En 2012, où l'autisme a été déclaré grande cause nationale, il s'est retrouvé d'une certaine façon porte-parole. "Je ne représente personne et n'ai pas de charge associative, mais je veux bien être un compagnon de route", précise-t-il. Il excelle dans le rôle. Lorsque nous l'avions rencontré pour la première fois, en juin, au Collège de France, où il intervenait sur le thème du défi de l'insertion professionnelle des autistes, il avait conquis la salle. Réussissant à captiver et sensibiliser son auditoire à ce sujet délicat tout en faisant fuser les rires.

"C'est important que les personnes avec autisme puissent nous communiquer leur vision de ce syndrome complexe, souligne le généticien Thomas Bourgeron, de l'Institut Pasteur. De plus, Josef explique admirablement bien les difficultés des individus avec le syndrome d'Asperger dans notre société." "A force d'être un permanent du spectacle, on connaît les ficelles du métier, s'amuse l'intéressé. Mais l'autisme n'est pas une passion personnelle, je lis très peu sur ce sujet. Je raconte des petites histoires, celles de mes amis, les miennes. Parfois, je projette des diapos de Prix Nobel excentriques et bizarres. Cela fait rigoler, mais c'est très pédagogique."

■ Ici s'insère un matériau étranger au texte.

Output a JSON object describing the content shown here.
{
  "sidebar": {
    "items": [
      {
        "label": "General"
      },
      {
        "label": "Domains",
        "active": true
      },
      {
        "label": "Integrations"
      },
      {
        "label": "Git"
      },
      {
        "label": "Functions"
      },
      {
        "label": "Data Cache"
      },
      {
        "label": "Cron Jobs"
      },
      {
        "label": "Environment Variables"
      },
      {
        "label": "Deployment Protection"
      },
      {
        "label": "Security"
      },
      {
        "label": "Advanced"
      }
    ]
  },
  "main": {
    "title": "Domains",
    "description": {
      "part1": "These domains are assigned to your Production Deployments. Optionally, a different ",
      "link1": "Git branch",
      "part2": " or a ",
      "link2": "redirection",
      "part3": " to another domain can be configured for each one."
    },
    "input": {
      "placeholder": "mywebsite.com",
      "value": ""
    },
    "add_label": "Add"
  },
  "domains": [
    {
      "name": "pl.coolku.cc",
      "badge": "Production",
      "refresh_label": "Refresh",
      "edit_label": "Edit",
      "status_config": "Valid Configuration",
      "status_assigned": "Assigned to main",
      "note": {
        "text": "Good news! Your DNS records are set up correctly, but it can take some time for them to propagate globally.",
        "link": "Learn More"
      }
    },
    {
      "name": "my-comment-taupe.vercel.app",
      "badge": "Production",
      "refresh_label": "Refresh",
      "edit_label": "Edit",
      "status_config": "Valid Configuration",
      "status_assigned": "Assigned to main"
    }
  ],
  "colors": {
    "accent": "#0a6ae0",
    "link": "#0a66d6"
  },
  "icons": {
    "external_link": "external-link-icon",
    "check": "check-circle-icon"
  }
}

Sa propre histoire est assez emblématique. Ainsi de son enfance, vécue en partie en Suisse, et de sa scolarité, "extrêmement chaotiques". Comme beaucoup d'autistes de haut niveau, le petit Josef a su lire et écrire bien avant de parler et marcher, avec tout ce que cela implique comme difficultés en milieu scolaire. "J'ai commencé à parler en CE2, mais seulement des sujets qui m'intéressaient : les moisissures, les pharaons, les processus de fossilisation...", se souvient-il. Il a souvent manqué les cours, n'a jamais pu manger à la cantine. Il s'en est sorti, dit-il, car il était dans de petits établissements assez souples, où l'on a su faire confiance à ses compétences.

Mais pour des enfants si décalés l'école peut vite devenir un lieu de souffrance. "Les autistes se font tabasser à toutes les récréations, parfois de façon musclée. Certains ne veulent plus sortir de chez eux", témoigne Josef Schovanec. L'idéal, selon lui, serait d'adapter leur scolarité en gardant un cadre le plus normal possible. "Il ne s'agit pas de mettre en club tous les miséreux de la Terre !, continue-t-il. Des postes d'AVS [auxiliaires de vie scolaire, qui accompagnent les enfants handicapés] sont créés, mais je vois des familles désespérées faire des grèves de la faim parce qu'elles ne parviennent pas à en obtenir." Conférences, traduction d'ouvrages, formation de professionnels... Pour les autistes, Josef Schovanec fait beaucoup, souvent bénévolement. Il participe à l'unique émission entièrement réalisée par des autistes, sur la radio IDFM.

Pour le reste, son parcours professionnel est encore fragile. Le docteur en philosophie n'a jamais réussi aucun entretien d'embauche. Son "patron" depuis six ans, Hamou Bouakkaz, aujourd'hui adjoint au maire de Paris en charge de la démocratie locale et de la vie associative, l'a repéré et engagé "sans entretien d'embauche, et sans porter un regard sur lui", raconte l'élu, aveugle de naissance. Dans le cadre d'un emploi aidé, Josef Schovanec écrit, synthétise des documents, mais se fait aussi tête chercheuse, alimenteur de citations... pour Hamou Bouakkaz. "C'est un garçon d'une intelligence exceptionnelle, jamais dans le calcul", poursuit ce dernier, qui a adapté le poste de son assistant à ses difficultés sociales, en le dispensant de réunions par exemple. "Il pourrait être un excellent chercheur. Je lui souhaite de comprendre que son objectif est de prendre son envol, ne pas seulement devenir un expert de l'Asperger", dit-il.

Parfois, dans son combat militant, Josef Schovanec ressent la "lassitude du vétéran". Ses mots sont sans concession pour certaines associations et certains politiques qui affichent une préoccupation pour l'autisme sans, au fond, véritable souci des intéressés. Alors il reprend facilement son bâton de pèlerin. "Quand on dit autisme, on pense enfants, et derrière eux il y a souvent des parents qui se battent. Mais on ne parle presque jamais des adultes et des autistes âgés." Eux n'ont pas forcément grand monde pour les défendre.